Strongly disagree. Language must come first.
Anonymous wrote:By the time a child is in kindergarten I can’t imagine there is any harm in starting with phonemic awareness and decoding. There is time in other subjects to get exposure to more complex language etc.
By having a strong phonemic foundation and continuing that through more advanced sound patterns the kids can read and spell unfamiliar words later. The most common/ simple words will become “sight” words that are recalled rather than decided as the process becomes automatic.
This order of teaching would also allow for the earlier detection of dyslexia which should be remediated as early as possible (and which can be reliably identified in kindergarten).
I don’t expect all teachers to be SPED teachers, but they should know the common signs of dyslexia in struggling readers so that they can refer children for evaluation instead of losing critical time.

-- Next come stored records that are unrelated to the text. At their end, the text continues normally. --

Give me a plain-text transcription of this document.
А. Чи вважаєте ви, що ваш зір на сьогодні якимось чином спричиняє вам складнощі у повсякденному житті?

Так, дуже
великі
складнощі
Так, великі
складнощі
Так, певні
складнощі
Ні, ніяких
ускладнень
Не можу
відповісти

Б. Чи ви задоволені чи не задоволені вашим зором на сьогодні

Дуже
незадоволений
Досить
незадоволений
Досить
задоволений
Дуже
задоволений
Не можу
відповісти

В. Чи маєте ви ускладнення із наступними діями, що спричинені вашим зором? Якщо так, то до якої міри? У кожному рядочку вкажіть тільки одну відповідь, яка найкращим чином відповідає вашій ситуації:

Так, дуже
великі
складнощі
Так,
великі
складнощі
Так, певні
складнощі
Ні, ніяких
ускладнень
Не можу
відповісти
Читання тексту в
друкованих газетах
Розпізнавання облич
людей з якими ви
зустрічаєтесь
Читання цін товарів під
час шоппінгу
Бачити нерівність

Anonymous wrote:Anonymous wrote:Anonymous wrote:Teacher here. Over the years, I have had many more students who struggled to decode than couldn't comprehend. I teach in a Title One school and our phonics program leaves a lot to be desired with phonological awareness. The kids score low on DIBELS and it takes them longer to even get to decoding. By that point, phonics instruction is over and our one reading intervention teacher was cut last year. So we have kids in 3rd grade and up who still cannot quickly decode. If you can't quickly decode, you will never read fluently enough to comprehend.
This is the problem with holding off decoding. The curriculum just keeps going and getting more difficult and then there's no time to catch up and teach phonics. You can catch up easier on comprehension once you can decode through reading and experience.
Strongly disagree. Language must come first.
Anonymous wrote:Anonymous wrote:Teacher here. Over the years, I have had many more students who struggled to decode than couldn't comprehend. I teach in a Title One school and our phonics program leaves a lot to be desired with phonological awareness. The kids score low on DIBELS and it takes them longer to even get to decoding. By that point, phonics instruction is over and our one reading intervention teacher was cut last year. So we have kids in 3rd grade and up who still cannot quickly decode. If you can't quickly decode, you will never read fluently enough to comprehend.
This is the problem with holding off decoding. The curriculum just keeps going and getting more difficult and then there's no time to catch up and teach phonics. You can catch up easier on comprehension once you can decode through reading and experience.